As the new program flexed its muscles, it was no surprise that 2013 saw 6,381 more HIPAA complaints than 2004, resulting in a 51% increase over the decade. At times the complaints and resulting fines make sense, as when someone stumbled across the patient health information of a deceased partner, launching an investigation that ended in a $4.8 million fine against New York and Presbyterian Hospital and Columbia University. The fact that the transgression was caused by an errant physician deactivating a personal computer server on a system network did little to mitigate the record-breaking penalty levied against these two institutions. In the view of HIPAA, a breach is a breach.

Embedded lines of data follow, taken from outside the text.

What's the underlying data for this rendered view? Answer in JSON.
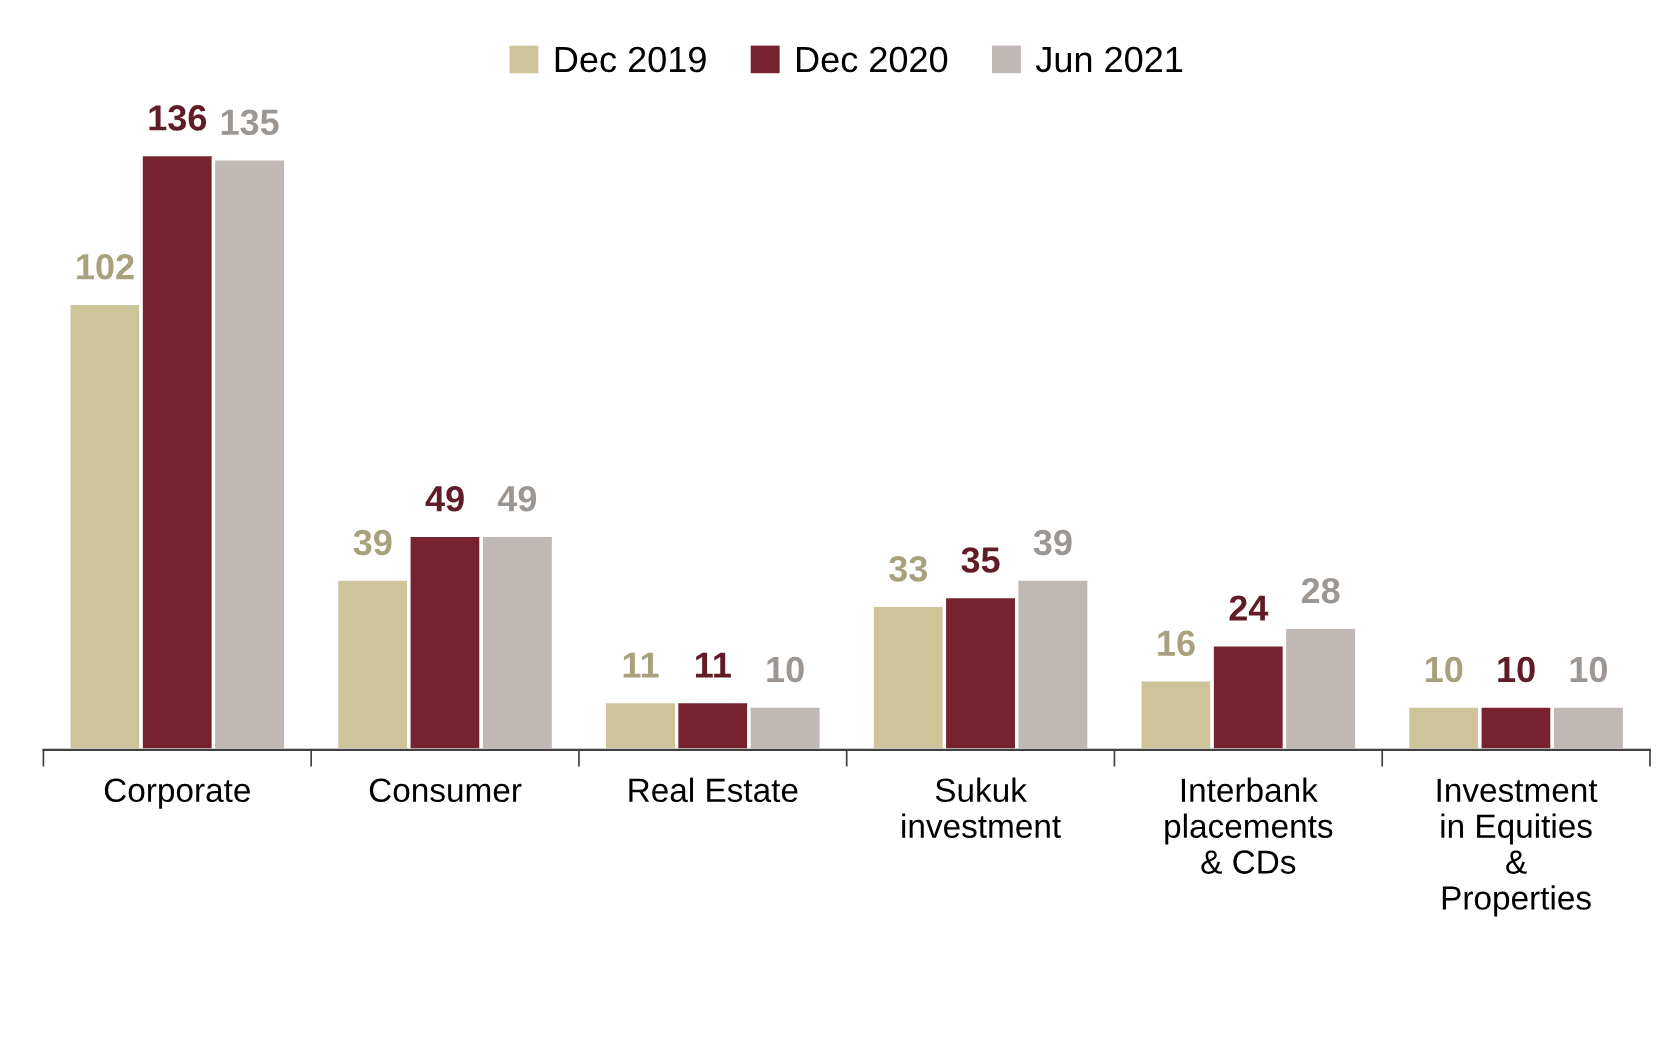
{
  "chart_data": {
    "type": "bar",
    "categories": [
      "Corporate",
      "Consumer",
      "Real Estate",
      "Sukuk\ninvestment",
      "Interbank\nplacements\n& CDs",
      "Investment\nin Equities\n&\nProperties"
    ],
    "series": [
      {
        "name": "Dec 2019",
        "color": "#cdc49a",
        "values": [
          102,
          39,
          11,
          33,
          16,
          10
        ]
      },
      {
        "name": "Dec 2020",
        "color": "#76232f",
        "values": [
          136,
          49,
          11,
          35,
          24,
          10
        ]
      },
      {
        "name": "Jun 2021",
        "color": "#bfb8b5",
        "values": [
          135,
          49,
          10,
          39,
          28,
          10
        ]
      }
    ],
    "data_labels": true,
    "legend": "top",
    "grid": false
  }
}
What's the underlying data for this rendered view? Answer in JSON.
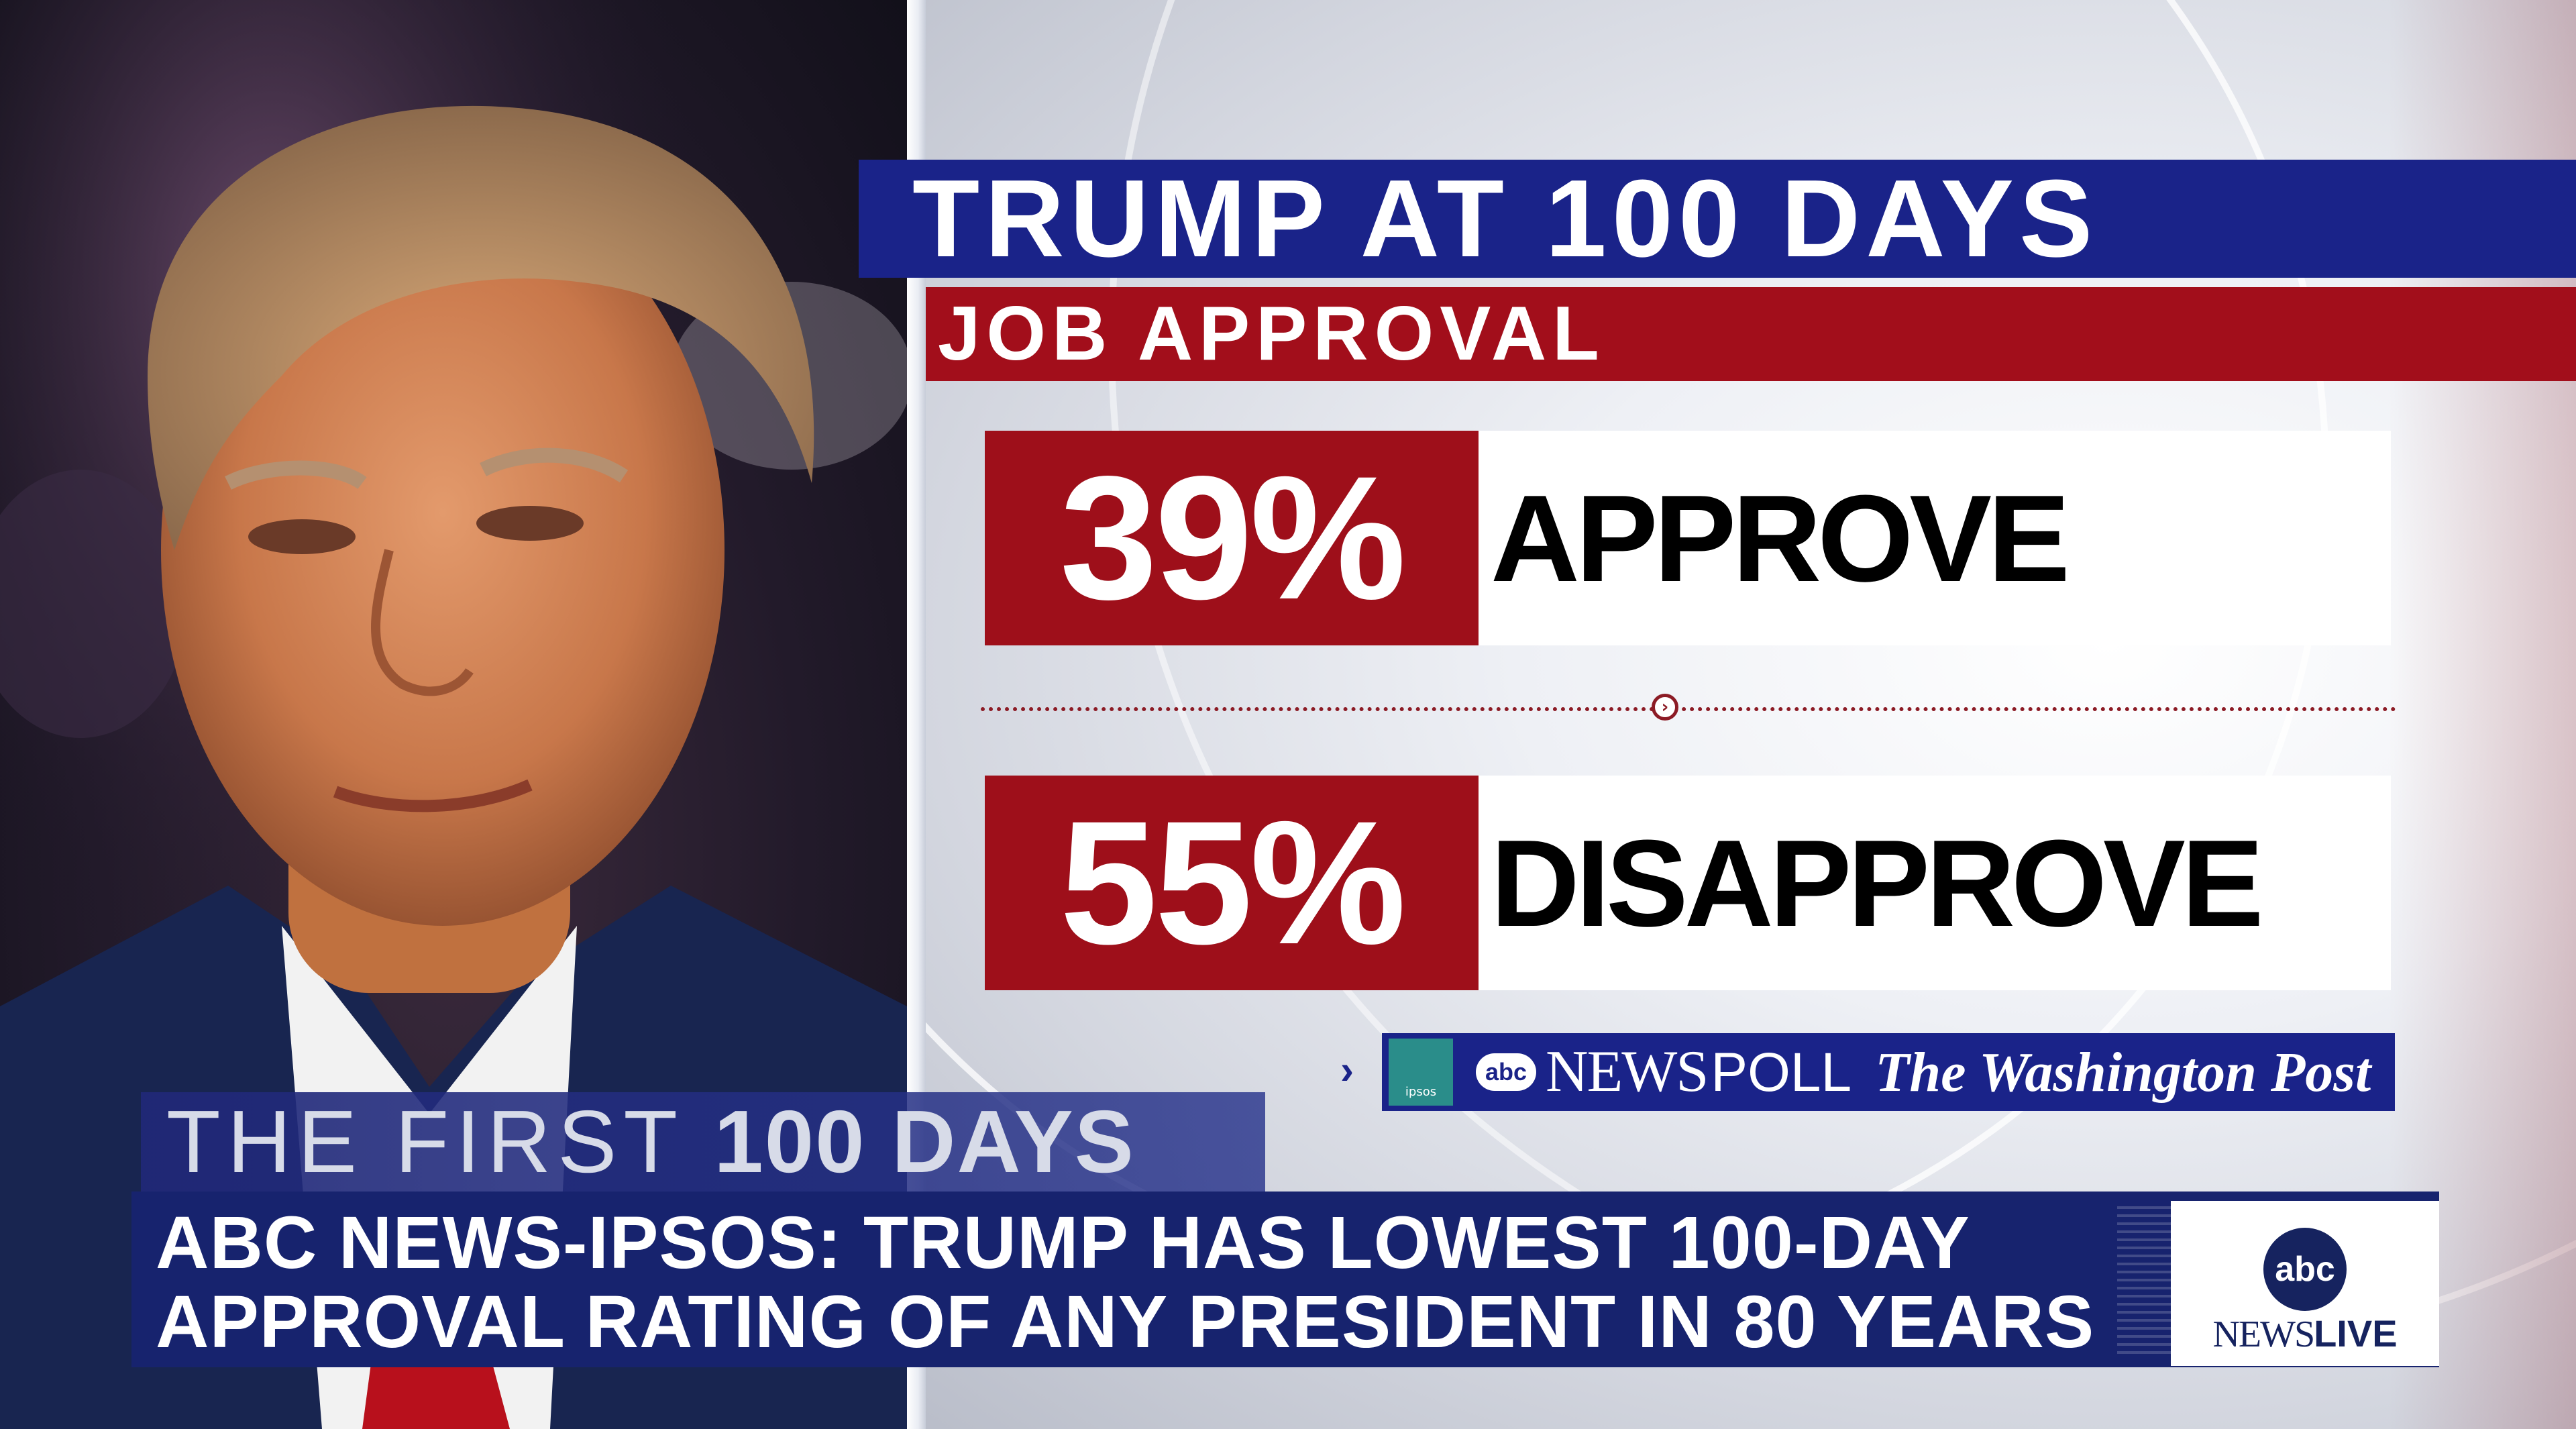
{
  "headline": {
    "title": "TRUMP AT 100 DAYS",
    "subtitle": "JOB APPROVAL"
  },
  "stats": [
    {
      "percent": "39%",
      "label": "APPROVE",
      "value": 39
    },
    {
      "percent": "55%",
      "label": "DISAPPROVE",
      "value": 55
    }
  ],
  "source": {
    "ipsos": "ipsos",
    "abc": "abc",
    "news_poll_1": "NEWS",
    "news_poll_2": "POLL",
    "partner": "The Washington Post"
  },
  "segment": {
    "part1": "THE FIRST",
    "part2": "100 DAYS"
  },
  "ticker": {
    "line1": "ABC NEWS-IPSOS: TRUMP HAS LOWEST 100-DAY",
    "line2": "APPROVAL RATING OF ANY PRESIDENT IN 80 YEARS"
  },
  "network": {
    "abc": "abc",
    "news": "NEWS",
    "live": "LIVE"
  },
  "colors": {
    "blue": "#1a2389",
    "red": "#a20e1b",
    "ticker_blue": "#17236e"
  }
}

Sometimes the penalty is appropriate, though it may not seem fair. One such example occurred when CBS purchased a photocopier from Affinity Health Plan, Inc. Before releasing the machine, Affinity forgot to delete the stored patient health information of up to 344,579 individuals. The resultant fine was $1,215,780.

There are also instances when a data breach determination is the right decision, even if the facts are somewhat at odds with the law. When a thief stole an unencrypted desktop computer from Sutter Health containing the patient information of over 4 million patients, one of the largest class actions to date followed. In 2014 the California Court of Appeal dismissed the 13 class action lawsuits seeking over $4 billion in damages because Sutter Health did not intend to disclose the compromised information, and the court ruled that loss of the unencrypted computer alone was “not a breach of confidentiality.” When the California Supreme Court rejected this review, the health system’s 50,000 employees, 5,000 physicians and 5,000 volunteer partners, not to mention the 197,264 patients discharged from Sutter Health in 2013, breathed a collective sigh of relief. While it would be tragic if a casual theft were to cause the insolvency of such a thriving system, California may never know what came of the 4 million missing patient records.

The right to an individual’s privacy is by no means specific to the health care industry, but financial transgressions highlight the difficulty of protecting data in the modern age. While not necessarily a health record breach, Target’s 2013 debacle affected 40 million credit and debit card accounts and exposed the data of 70 million customers. In 2012 Global Payments, Inc. reported the compromise of 1.4 million card accounts. Five million Tricare military beneficiaries took issue in 2011 when computer backup tapes with personal data on military service members went missing from the care of a Tricare-contractor. Finally, the February 2015 disclosure of a breach at Anthem involved as many as 80 million current and former Anthem members. With this in mind, perhaps the United States should take a different stand when it comes to HIPAA. With over 320 million residents to care for, we must ask ourselves how many mistrials and how many bells set into motion that cannot be unrung it will take before HIPAA proves itself unworthy of the task at hand? Only time will determine the future of HIPAA, though history tells us that the folly of prohibition lasted 13 years.